Une phase de stagnation / fluctuation (17, 18, 19)
Cette phase est assez méconnue des astrophysiciens. On peut assister parfois à des rebonds de luminosité. Pendant que la bulle de gaz s’étend, se dilue, que les réactions nucléaires s’arrêtent, que les atomes se recombinent et que la bulle devient transparente, d’autres phénomènes prennent sans doute le relais.
La décroissance
Elle est assez rapide. La sphère de gaz se dilue, la bulle se refroidit. Les magnitudes dans le bleu et le vert s’effondrent, celle dans le rouge reste constante.

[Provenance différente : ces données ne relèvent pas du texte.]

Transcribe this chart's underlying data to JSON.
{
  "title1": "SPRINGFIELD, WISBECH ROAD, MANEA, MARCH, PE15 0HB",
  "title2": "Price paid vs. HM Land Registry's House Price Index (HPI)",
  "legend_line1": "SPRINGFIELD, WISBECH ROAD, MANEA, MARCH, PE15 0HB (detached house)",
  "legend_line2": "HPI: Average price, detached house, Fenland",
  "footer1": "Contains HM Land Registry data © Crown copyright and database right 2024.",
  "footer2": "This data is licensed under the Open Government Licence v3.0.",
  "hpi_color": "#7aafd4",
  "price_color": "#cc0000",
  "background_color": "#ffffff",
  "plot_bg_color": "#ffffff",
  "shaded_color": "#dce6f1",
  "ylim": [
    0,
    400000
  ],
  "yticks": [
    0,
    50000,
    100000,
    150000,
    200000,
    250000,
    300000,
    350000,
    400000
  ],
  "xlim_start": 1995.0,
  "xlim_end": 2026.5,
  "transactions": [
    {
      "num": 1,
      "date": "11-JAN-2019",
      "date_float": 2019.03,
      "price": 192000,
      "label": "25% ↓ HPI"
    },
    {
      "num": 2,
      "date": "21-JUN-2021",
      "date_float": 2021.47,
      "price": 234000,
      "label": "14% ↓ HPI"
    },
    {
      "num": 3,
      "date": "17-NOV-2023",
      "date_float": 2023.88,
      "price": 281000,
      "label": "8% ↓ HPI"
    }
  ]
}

C’est sans doute la preuve que la température diminue : la bulle est un corps noir en expansion qui se refroidit.
Pour ce phénomène rare qu’est Nova Del 2013, Roger Pieri a réalisé ses propres mesures sur un rythme effréné d’une capture par demi-heure chaque nuit où c’était possible. On voit bien l’accroissement rapide lors de la première nuit : 0,2 mag par heure environ ; puis des fluctuations, avec un léger rebond le 17 de 0,05 mag. La nuit du 18, une seule mesure a été faite pour cause de nuages.
L’étudier : par la spectrométrie
La spectrométrie, c’est décomposer la lumière de la nova en différentes couleurs (tri en fonction de la longueur d’onde) puis étudier l’intensité lumineuse dans chaque couleur.
À la SAB, c’est André Favaro le spécialiste du genre. Il a observé la nova depuis son observatoire installé au centre ville de Dijon, le 16/08/ 2013 à l’aide d’un télescope de 200 mm de diamètre sur lequel était monté un spectromètre basse résolution. La Nova étant très brillante, trente minutes ont suffi pour réaliser ce spectre.
Les étoiles de type étoile P-Cygni sont entourées d’un fort vent stellaire et d’une bulle de gaz en expansion. Dans ce spectre, à proximité de la raie H-alpha, on peut voir deux composantes :
La lumière du gaz en expansion
C’est un gaz très chaud, qui émet en H-alpha, comme pour les étoiles Be. Par rapport à nous, on voit à la fois ce gaz projeté vers l’avant et vers l’arrière, avec des vitesses radiales réparties depuis 0 à la périphérie de la sphère, à un maximum au centre. Cette distribution symétrique de blueshits (décalage vers le bleu) et de redshifts (décalage vers le rouge) donne une raie H-alpha centrée sur la valeur de référence, mais élargie et qui doit d’élargir avec le temps à mesure que la bulle s’étend.
La lumière de l’étoile
Elle est par contre absorbée en H-alpha par le nuage de gaz. Mais comme ce nuage est en expansion, le creux correspondant à l’absorption subit un blueshift.
En mesurant ce blueshift on peut connaître la vitesse d’expansion de la bulle. Nous le mesurons à 653,8 nm au lieu de 656,3, soit un décalage de 2,5 nm, qui correspond à une vitesse de 1140 km/s. Avec une autre méthode plus précise, calibrée sur le profil de la courbe, les professionnels ont trouvé plus de 1200 km/s. Gigantesque ! Rapide calcul : en une semaine, la bulle aura atteint 725 millions de km, soit près de trois fois la distance Terre-Soleil !
La Nova a été également observée les 17 et 20 août à l’aide d’un spectromètre haute résolution, technique qui permet de zoomer sur une seule raie,ici la raie H-alpha (image 2).
On remarque l’évolution rapide de la raie en 72 heures, le profil P Cygni visible le 17, ne l’est plus le 20. L’analyse de H-alpha en haute résolution permet de calculer la vitesse d’expansion de la matière éjectée,dans le cas de la Nova del 2013 la vitesse est de plus de 1000 km/sec.
Le spectre évolue rapidement. Deux jours plus tard, le creux d’absorption avait disparu. Cela peut s’expliquer : en se diluant et en se recombinant, la bulle est devenue transparente et laisse passer la lumière de l’étoile sans l’absorber.